Le Budapest Festival Orchestra débutait ce soir la série des orchestres internationaux au Palais des Beaux-Arts de Bruxelles devant une salle correctement remplie, où on reconnaissait Nathalie Stutzmann et Mitsuko Uchida, et où on dénombrait malheureusement le lot habituel d’ostrogoths qui attendent les silences pour éructer bruyamment et ne savent pas comment on éteint un téléphone. Programme très concentré dans le temps et la géographie, avec Verklärte Nacht de Schoenberg et Das Lied von der Erde de Mahler.

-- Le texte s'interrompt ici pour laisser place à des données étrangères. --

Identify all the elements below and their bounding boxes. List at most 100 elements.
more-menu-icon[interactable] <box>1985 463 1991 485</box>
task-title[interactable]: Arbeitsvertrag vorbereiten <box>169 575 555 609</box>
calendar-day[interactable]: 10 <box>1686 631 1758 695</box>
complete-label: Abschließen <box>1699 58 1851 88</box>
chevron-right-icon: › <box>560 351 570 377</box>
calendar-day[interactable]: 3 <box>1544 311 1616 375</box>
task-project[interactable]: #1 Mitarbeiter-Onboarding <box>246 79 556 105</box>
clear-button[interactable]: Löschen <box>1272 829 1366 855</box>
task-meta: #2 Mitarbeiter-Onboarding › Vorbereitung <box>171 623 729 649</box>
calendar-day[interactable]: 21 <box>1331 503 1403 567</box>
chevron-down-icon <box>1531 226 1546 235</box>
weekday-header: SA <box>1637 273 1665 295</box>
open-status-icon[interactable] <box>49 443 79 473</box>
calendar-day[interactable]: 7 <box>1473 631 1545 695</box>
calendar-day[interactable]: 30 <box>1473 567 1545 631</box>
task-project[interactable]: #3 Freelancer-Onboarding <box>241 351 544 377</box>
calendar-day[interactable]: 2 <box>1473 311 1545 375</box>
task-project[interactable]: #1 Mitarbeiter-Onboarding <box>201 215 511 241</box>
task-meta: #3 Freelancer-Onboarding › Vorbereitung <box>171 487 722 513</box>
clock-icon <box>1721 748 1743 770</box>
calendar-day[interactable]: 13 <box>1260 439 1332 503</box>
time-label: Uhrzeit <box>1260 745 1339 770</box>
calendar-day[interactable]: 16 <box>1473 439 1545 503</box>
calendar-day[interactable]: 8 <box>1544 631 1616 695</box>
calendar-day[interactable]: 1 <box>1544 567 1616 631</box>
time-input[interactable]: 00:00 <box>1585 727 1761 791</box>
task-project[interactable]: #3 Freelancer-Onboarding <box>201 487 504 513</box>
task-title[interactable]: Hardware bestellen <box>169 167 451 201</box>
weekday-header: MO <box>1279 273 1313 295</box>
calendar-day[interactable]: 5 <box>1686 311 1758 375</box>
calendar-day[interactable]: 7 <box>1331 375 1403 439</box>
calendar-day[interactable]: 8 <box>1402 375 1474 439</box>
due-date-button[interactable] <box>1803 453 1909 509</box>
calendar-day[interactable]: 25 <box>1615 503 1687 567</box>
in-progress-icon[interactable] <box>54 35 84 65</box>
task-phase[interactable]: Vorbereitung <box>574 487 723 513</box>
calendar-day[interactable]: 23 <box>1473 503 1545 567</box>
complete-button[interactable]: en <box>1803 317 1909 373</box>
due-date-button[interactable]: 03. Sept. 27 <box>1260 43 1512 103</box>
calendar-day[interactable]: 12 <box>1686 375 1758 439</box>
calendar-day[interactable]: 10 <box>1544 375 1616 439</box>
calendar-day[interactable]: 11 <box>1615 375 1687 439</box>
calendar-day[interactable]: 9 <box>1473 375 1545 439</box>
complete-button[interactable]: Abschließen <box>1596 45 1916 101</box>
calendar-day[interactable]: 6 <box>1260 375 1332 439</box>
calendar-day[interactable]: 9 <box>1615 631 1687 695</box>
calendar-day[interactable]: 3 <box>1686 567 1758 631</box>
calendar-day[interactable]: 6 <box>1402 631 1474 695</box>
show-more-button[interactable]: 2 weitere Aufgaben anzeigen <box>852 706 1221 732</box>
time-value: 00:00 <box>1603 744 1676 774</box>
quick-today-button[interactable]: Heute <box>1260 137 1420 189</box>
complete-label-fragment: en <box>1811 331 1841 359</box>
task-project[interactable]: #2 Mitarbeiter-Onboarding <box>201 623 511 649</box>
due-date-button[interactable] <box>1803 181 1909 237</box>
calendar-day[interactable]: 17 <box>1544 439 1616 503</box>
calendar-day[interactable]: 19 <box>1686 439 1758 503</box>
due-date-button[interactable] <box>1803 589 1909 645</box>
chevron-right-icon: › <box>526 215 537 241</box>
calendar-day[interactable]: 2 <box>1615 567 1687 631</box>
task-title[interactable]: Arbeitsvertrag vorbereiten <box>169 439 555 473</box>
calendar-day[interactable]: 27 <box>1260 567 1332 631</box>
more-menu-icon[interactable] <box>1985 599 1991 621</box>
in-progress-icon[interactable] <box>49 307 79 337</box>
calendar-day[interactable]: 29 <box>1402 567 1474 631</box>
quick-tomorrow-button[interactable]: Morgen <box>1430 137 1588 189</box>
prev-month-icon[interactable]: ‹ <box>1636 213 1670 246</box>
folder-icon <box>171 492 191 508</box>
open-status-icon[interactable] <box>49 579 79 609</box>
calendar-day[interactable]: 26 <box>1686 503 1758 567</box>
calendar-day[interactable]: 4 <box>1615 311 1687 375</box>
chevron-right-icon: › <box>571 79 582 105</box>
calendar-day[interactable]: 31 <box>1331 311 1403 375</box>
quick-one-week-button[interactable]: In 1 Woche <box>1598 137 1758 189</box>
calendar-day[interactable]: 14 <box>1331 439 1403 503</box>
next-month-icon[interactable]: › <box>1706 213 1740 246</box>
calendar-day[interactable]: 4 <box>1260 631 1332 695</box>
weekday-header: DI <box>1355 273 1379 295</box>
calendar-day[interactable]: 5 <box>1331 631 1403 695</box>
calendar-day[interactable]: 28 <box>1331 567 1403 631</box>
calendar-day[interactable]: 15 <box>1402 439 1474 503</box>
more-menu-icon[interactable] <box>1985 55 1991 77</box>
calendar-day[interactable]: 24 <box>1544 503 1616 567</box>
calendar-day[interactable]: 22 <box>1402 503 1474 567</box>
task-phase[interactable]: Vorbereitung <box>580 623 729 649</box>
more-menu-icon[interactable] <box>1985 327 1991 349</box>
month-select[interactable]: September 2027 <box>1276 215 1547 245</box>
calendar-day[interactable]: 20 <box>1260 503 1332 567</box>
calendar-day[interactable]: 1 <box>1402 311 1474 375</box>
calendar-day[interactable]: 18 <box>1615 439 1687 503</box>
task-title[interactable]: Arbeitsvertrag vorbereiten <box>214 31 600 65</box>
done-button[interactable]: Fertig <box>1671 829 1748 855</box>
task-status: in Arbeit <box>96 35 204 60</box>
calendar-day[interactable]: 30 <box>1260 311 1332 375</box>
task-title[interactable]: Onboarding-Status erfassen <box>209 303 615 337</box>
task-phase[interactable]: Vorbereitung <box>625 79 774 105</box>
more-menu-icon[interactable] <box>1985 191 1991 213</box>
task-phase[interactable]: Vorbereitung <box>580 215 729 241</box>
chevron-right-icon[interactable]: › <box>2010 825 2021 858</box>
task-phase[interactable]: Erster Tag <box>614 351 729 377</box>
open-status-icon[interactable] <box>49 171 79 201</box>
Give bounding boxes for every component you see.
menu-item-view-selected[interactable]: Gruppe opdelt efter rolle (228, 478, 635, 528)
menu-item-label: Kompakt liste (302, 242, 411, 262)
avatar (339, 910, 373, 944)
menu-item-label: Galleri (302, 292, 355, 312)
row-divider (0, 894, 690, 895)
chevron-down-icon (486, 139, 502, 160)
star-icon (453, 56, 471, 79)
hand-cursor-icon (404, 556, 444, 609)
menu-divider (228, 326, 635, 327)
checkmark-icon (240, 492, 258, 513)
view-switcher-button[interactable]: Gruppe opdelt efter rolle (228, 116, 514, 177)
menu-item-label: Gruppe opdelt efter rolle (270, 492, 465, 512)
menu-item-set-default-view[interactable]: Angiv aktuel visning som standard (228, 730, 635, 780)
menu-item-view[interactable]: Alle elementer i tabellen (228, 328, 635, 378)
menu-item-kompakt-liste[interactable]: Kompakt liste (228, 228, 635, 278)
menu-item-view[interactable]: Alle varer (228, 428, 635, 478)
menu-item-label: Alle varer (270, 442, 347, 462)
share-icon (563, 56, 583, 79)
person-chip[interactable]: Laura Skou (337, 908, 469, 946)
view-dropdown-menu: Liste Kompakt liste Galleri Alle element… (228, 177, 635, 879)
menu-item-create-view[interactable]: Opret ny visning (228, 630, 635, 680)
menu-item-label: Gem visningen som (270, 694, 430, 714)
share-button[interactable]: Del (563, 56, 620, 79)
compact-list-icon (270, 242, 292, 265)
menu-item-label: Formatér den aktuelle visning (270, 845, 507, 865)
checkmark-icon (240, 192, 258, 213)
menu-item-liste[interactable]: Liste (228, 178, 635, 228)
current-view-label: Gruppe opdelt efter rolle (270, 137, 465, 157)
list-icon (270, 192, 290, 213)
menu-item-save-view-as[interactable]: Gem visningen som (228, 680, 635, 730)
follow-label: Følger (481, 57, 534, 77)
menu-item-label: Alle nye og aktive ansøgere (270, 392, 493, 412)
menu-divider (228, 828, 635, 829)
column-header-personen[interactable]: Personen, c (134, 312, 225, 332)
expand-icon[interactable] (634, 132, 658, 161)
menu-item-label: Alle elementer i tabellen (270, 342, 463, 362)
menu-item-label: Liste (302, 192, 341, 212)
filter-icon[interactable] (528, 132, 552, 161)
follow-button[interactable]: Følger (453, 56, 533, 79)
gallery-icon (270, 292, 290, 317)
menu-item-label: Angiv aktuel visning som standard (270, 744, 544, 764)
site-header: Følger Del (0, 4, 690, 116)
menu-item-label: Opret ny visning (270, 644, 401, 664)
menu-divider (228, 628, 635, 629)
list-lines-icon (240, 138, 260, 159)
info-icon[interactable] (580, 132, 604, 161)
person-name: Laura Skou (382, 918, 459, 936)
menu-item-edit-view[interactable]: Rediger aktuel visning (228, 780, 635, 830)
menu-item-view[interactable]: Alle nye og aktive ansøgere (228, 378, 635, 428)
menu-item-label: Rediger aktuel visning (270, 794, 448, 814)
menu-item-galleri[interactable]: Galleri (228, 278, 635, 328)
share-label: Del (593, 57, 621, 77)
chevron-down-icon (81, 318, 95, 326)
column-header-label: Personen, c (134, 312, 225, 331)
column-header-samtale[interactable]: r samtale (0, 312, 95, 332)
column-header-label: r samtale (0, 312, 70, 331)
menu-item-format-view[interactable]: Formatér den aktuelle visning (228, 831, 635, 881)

Le début de la Nuit transfigurée n’est pas tout à fait ce qu’on espérait. La direction de Fischer est raffinée mais trop polie, ses phrasés manquent de relief, le climat est neutre, et on ne perçoit pas assez l’amertume et la douleur des affrontements de la première partie. Par la suite, les remarquables cordes hongroises font pleinement valoir la qualité de leur jeu d’ensemble, la beauté et la transparence de leur sonorité, et la maîtrise de leurs chefs de pupitre, personnifiée par une konzertmeisterin au son peu puissant, mais au jeu léger et gracieux. Très à son affaire, Ivan Fischer ne se contente pas d’exploiter la virtuosité de son orchestre, il aère l’ensemble, allège les phrasés, fait danser ses musiciens en soulignant délicatement les rythmes de valse. Une vision très personnelle donc, poétique, au ton discrètement viennois, moins acérée et ardue qu’à l’accoutumé, mais au final très convaincante.

Ivan Fischer et son orchestre sont embarqués dans un cycle Mahler de longue durée, qui vient d’accélérer avec la même semaine la Troisième symphonie à Paris et Le Chant de la Terre ce soir à Bruxelles. Celui-ci n’est pas parfait, mais restera cependant dans les annales pour la prestation idéale du Budapest Festival orchestra et pour le sans-faute du chef. La direction d’Ivan Fischer est un modèle d’équilibre, de délicatesse, de naturel et d’attention aux détails. L’orchestre est glorieux, et n’a rien à envier ce soir à des formations comme le Concertgebouw ou le Philharmonique de Vienne. On apprécie particulièrement les bois, au rôle tellement important, qui sont ce soir comme les habitants d’une volière.

Du côté des chanteurs, le constat est un peu moins réjouissant. Robert Dean Smith est un ténor très satisfaisant, agréable à entendre, qui est un peu dépassé dans « Das Trinklied vom Jammer der Erde, où l’aigu n’a pas le tranchant et la clarté nécessaires, mais qui assure sans problème dans ses deux autres lieder, et est même plutôt savoureux et plein d’esprit dans « Von der Jugend ». Christianne Stotijn fait une carrière intéressante, mais à chaque fois que nous avons l’occasion de l’entendre, nous n’en percevons que les défauts. Dans ce Chant de la Terre, les carences sont criantes : timbre sans couleur, voix fibreuse, serrage dès le médium, aigus râpeux, intonation problématique (même sur Ewig !), ligne de chant raide,… A côté de cela, elle a pourtant des qualités indéniables d’interprète, et sa conviction est très louable. Son chant sans affèterie dans Von der Schönheit, sa chaleur dans Der Abschied aident à faire passer la rugosité du chant. Et quand on peut écouter un tel chef et un tel orchestre pendant une soirée, on ne peut pas trop se plaindre !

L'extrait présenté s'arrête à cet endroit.